Die Antwort ist einfach. Nein, ist es nicht. Die ABC-Kette reißt in Manows Buch über „Die zentralen Nebensächlichkeiten der Demokratie“ nur deshalb nicht, weil viele Kapitel mit grenzenlos kryptischen Titeln ins Glied gezwungen werden: G wie „Gullydeckel (und Kokosnüsse – und Kamele)“, K wie „Kinsley gaffe“, Ö wie „Öltanks (ich bin zwei)“ oder auch S wie „Stamina“. Noch Fragen?
Beim Blick ins Inhaltsverzeichnis ist der erste Eindruck des Lesers: maximale Orientierungslosigkeit. Das ist nur einer der Gründe, warum dieses Buch schwer daran zu tragen hat, ein Wörterbuch zu sein. Und es ist bedauerlich, denn viele Gedanken, die sich hinter den Kapitelüberschriften im wahrsten Sinne des Wortes verbergen, wären es durchaus wert, entdeckt zu werden. Der Bremer Politologe Manow will dem Wesen der Demokratie nicht über ihre Theorie näherkommen, sondern über ihre alltägliche Praxis, über ihre „zentralen Nebensächlichkeiten“ und vermeintlichen Selbstverständlichkeiten: Warum sprechen Politiker, wie sie sprechen? Warum kleiden sie sich, wie sie sich kleiden? Warum wohnen sie, wie sie wohnen? Warum wählen wir, wie wir wählen? Und was verrät das alles über die Demokratie – und über uns, die Wähler? Immer wieder findet Manow Antworten, die überzeugen – oder, je nach Blickwinkel, zum Widerspruch anregen.
Merkels Raute zum Beispiel. Bedeutet sie tatsächlich gar nichts, wie die Kanzlerin einmal versicherte? Manow glaubt das nicht. Für ihn ist Merkels Raute ein Abwehrreflex gegen eine übergriffige Öffentlichkeit, die den Politiker einer ständigen Beobachtung unterzieht, die jede kleine Geste, jedes Wort, jede Gesichtsregung interpretiere, kritisiere, imitiere, lächerlich oder verächtlich mache. „Der politische Repräsentant“, schreibt Manow, „gehört gänzlich den Repräsentierten“. Und in einem Akt von Notwehr gibt er ihnen: nichts. „Politisches Überleben durch mediales Totstellen – indem man zur Statue erstarrt und ikonisch wird.“ Um eine Inszenierung handle es sich also gerade nicht, denn: „Nicht der Politiker inszeniert sich, sondern wir ihn“.

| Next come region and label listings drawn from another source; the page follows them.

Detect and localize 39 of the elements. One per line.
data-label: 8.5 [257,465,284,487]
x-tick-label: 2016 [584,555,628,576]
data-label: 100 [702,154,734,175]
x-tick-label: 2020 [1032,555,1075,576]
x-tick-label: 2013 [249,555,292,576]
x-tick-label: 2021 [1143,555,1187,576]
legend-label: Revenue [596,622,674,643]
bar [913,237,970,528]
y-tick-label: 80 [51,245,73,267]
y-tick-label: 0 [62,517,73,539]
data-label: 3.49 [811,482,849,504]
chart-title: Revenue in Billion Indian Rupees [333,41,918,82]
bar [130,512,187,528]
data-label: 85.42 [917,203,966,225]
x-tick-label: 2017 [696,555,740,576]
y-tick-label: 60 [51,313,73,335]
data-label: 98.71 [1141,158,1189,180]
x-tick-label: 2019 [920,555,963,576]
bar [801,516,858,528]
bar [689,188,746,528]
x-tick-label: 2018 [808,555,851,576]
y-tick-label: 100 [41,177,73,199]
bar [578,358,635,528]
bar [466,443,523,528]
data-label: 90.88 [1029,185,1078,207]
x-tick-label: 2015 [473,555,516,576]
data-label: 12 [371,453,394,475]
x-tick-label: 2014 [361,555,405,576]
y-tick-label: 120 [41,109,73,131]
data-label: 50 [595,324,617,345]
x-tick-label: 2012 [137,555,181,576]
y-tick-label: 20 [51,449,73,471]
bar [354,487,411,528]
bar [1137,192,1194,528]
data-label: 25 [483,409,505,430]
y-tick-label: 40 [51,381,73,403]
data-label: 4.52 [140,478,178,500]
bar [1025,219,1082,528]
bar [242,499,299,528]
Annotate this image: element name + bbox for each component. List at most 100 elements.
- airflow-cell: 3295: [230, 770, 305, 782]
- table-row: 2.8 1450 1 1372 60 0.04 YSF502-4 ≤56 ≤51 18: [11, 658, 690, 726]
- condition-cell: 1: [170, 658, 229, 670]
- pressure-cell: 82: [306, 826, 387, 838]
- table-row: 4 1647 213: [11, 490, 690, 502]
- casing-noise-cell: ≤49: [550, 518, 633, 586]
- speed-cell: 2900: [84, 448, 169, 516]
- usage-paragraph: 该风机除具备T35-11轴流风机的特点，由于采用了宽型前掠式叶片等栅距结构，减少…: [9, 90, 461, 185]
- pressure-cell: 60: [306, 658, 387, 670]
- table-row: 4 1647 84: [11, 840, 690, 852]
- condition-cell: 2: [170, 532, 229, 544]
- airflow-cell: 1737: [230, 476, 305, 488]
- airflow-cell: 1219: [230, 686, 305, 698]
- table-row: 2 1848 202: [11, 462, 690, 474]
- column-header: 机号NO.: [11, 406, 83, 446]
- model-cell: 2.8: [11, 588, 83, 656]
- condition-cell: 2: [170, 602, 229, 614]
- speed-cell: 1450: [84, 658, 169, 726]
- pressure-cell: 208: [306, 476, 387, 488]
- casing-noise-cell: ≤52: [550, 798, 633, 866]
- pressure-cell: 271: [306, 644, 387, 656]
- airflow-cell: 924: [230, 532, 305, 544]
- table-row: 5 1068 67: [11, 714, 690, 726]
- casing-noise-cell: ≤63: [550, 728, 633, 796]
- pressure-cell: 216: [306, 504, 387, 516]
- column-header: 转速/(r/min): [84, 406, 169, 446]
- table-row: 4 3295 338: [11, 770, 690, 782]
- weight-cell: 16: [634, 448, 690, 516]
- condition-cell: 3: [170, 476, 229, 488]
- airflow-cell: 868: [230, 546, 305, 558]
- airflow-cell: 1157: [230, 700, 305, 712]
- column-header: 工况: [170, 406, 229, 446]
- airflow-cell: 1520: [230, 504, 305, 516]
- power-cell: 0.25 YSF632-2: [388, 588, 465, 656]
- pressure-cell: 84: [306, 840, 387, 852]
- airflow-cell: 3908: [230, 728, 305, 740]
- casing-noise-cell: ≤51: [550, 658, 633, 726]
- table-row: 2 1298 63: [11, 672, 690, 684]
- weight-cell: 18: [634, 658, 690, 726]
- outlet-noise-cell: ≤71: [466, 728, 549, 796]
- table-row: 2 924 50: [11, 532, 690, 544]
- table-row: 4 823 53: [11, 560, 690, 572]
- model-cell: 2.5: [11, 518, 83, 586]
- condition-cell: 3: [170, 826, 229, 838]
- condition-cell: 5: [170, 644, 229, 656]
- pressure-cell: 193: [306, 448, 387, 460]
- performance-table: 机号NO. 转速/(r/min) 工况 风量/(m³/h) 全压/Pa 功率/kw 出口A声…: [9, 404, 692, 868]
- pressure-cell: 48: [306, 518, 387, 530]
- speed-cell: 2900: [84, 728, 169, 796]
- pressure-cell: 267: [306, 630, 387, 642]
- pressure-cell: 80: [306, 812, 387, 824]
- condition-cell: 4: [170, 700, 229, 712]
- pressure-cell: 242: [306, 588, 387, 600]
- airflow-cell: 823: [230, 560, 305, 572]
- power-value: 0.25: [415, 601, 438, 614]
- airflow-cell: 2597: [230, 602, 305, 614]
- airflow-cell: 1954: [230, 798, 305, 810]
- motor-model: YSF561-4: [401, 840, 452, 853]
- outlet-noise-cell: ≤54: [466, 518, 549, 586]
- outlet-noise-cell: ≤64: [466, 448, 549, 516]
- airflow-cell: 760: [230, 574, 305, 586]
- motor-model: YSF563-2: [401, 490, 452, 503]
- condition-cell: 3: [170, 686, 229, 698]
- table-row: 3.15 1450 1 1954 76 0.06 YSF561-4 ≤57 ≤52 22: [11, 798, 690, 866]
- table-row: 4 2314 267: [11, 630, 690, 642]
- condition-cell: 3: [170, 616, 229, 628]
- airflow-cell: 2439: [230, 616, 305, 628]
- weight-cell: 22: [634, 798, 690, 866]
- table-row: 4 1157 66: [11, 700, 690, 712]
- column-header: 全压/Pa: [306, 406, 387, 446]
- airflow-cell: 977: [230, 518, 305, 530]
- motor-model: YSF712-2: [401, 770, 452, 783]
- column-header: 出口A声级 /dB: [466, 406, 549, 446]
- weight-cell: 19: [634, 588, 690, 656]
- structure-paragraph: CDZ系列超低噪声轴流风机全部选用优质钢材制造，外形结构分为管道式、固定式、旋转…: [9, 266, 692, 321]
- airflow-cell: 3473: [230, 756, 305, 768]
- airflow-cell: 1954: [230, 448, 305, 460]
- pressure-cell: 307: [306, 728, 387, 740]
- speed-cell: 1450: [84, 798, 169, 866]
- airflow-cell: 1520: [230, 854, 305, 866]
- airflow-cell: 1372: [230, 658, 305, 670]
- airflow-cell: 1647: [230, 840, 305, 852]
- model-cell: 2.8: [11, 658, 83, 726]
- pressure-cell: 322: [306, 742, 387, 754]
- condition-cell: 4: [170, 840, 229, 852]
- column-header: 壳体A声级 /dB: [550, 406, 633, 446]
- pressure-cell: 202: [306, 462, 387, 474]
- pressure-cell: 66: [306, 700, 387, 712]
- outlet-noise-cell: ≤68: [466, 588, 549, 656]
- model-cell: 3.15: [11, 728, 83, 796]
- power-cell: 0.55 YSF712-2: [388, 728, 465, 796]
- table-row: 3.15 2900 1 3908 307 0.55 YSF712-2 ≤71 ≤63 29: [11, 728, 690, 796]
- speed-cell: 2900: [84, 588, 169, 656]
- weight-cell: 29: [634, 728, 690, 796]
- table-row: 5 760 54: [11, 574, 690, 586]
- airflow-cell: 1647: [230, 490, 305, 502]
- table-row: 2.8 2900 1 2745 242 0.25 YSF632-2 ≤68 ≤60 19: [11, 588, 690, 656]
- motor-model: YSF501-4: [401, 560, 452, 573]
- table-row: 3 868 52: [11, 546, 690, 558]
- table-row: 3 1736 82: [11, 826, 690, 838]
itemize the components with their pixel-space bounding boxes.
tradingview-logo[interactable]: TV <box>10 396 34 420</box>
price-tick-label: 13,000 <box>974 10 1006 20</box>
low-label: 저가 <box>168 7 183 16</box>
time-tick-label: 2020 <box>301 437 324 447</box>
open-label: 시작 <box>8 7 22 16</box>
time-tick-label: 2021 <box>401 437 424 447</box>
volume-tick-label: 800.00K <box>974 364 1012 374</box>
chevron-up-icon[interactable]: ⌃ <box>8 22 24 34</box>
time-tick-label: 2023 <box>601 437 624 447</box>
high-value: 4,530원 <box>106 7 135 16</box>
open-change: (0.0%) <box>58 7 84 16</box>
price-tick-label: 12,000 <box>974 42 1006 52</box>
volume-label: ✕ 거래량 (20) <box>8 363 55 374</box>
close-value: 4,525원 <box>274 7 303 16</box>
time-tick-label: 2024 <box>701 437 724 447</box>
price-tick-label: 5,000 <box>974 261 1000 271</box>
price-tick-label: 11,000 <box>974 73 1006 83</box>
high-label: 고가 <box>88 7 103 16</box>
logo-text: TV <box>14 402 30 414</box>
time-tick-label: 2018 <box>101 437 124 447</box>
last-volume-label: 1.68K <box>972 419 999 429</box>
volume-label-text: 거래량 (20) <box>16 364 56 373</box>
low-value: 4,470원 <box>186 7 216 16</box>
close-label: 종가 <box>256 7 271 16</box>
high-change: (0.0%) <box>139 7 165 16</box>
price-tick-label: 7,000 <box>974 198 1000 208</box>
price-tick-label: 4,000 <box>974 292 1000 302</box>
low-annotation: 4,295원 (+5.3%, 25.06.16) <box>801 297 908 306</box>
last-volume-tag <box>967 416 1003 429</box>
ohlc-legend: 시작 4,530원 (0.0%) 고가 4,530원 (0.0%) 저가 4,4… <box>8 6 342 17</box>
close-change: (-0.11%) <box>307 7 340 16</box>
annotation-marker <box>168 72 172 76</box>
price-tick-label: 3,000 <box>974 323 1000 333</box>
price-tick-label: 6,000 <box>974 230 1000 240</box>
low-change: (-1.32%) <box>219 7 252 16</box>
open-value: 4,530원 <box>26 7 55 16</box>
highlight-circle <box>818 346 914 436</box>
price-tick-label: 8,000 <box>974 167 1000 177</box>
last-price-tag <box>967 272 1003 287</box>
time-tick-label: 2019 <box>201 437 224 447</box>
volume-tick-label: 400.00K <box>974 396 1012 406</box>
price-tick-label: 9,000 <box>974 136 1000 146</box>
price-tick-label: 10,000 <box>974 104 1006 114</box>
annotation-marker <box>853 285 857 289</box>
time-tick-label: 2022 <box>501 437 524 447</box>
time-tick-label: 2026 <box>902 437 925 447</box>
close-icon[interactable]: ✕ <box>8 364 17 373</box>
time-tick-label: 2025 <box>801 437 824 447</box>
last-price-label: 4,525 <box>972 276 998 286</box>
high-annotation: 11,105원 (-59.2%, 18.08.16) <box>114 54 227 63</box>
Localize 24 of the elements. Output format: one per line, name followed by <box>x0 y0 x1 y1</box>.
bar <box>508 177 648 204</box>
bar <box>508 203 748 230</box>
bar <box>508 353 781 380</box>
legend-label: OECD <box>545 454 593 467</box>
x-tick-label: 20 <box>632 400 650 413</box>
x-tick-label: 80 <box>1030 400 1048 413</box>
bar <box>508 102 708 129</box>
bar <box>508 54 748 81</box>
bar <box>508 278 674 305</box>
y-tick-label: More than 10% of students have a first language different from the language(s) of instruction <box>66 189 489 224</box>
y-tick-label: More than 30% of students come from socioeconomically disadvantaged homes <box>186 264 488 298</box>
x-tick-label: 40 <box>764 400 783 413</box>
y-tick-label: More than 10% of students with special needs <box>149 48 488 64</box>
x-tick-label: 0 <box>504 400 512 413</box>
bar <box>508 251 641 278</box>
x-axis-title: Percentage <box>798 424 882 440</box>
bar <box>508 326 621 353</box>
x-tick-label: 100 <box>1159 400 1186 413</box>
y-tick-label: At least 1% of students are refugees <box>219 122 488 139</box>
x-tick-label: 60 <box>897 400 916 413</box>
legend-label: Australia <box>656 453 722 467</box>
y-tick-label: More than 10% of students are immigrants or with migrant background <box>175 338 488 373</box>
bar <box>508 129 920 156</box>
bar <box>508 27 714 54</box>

Wären wir nicht – Stichwort Wörterbuch – bereits beim Buchstaben R, könnte man sagen: Damit ist der Ton gesetzt. Denn egal, welche Nebensächlichkeiten des Politischen Manow sich in den anderen Kapiteln vornimmt und anekdotenreich analysiert, das Ergebnis bleibt stets mehr oder minder das Gleiche: In der medial bis in die letzte Ecke ausgeleuchteten Demokratie ist es für ihn der Wähler, der das Erscheinungsbild der Politik formt. Die Sprache der Politiker, ihre Häuser, ihre Frisuren, ihre Vorlieben beim Essen, ihre sportlichen Aktivitäten, ihr Verhältnis zu Tieren und Alkohol – alles „Normcore“, austauschbar, glatt geschliffen in der Druckkammer der Öffentlichkeit. Das politische Personal versammelt sich in der demokratisch akzeptablen Mitte und „panzert“ sich ein – sprachlich, äußerlich, menschlich.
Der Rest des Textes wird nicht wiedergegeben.